Look at the shadows of light dancing upon the ground as the wind blows away the window curtain. And the birds, hear how their singing echoes right straight to your heart. Oh the sun upon my skin . . . it warms me up. What are we without the beauty of nature? I have always wondered.

Process, sequence, action, reward.

But wait a second . . . just wait there, what if I created my own little creative webspace — there I will use the tools given, so as to show things of inspirational essence, things to inspire others to tap into the show off of their skills and purposes, and thus, we will all step into a winning system far away from the regression effect. I better invest myself into designations that will level me up towards higher purposes.

I will shed this horrible feeling of dissecting myself so as to make sense of who I really am.

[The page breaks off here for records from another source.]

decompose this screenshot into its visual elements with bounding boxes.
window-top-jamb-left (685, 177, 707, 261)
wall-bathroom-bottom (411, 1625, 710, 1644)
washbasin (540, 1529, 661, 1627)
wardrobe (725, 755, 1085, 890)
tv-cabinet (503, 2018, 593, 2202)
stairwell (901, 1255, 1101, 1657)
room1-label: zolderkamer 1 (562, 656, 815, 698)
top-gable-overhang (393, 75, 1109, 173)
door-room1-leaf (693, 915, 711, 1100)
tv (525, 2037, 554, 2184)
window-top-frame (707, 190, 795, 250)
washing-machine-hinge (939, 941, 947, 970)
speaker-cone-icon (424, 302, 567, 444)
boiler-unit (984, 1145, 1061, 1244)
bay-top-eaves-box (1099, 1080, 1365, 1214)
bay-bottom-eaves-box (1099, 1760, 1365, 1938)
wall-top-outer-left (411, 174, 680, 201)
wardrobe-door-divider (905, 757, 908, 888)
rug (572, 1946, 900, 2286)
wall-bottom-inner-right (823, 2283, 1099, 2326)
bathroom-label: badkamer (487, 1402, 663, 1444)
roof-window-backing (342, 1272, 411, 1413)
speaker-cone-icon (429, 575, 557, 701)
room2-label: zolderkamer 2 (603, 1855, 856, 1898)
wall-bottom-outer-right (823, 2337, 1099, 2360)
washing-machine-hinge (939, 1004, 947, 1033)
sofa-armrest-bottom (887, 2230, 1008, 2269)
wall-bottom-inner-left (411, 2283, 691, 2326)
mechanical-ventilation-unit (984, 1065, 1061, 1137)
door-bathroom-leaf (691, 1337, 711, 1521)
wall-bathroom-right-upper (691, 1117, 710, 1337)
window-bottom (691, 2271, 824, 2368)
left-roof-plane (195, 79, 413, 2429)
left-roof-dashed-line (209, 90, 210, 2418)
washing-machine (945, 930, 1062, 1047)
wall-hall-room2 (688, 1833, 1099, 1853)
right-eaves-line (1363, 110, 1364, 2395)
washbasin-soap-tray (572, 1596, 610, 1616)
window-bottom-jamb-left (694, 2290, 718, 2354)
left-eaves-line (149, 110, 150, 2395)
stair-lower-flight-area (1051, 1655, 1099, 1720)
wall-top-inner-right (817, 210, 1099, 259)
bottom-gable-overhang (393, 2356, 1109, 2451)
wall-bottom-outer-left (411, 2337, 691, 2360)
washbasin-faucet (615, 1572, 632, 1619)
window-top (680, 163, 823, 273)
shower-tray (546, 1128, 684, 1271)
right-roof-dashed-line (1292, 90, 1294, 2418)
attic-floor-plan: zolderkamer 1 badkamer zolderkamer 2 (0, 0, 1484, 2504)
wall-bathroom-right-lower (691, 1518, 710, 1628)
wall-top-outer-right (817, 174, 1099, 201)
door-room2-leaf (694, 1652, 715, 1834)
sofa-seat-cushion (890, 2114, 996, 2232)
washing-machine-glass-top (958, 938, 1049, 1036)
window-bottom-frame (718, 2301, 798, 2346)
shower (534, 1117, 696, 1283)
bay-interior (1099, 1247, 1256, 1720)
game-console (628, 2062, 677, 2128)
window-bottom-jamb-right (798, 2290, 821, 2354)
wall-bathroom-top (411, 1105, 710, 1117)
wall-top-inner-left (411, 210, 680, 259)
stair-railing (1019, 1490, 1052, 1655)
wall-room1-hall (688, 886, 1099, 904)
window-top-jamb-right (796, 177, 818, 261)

I will use this space wisely and integrate my own system to it so as to collide into a digital synergy on which I will be able to focalise positively.

. . . How uneasy it is to think of an idea, not saying difficult. However, it has to take place into mind . . . everything starts in the mind. Well now, let’s stop the daydreams and start the process of gestation, because if the subject of eternity can wait on its own, here, concrete time would prefer to devour us, so to speak.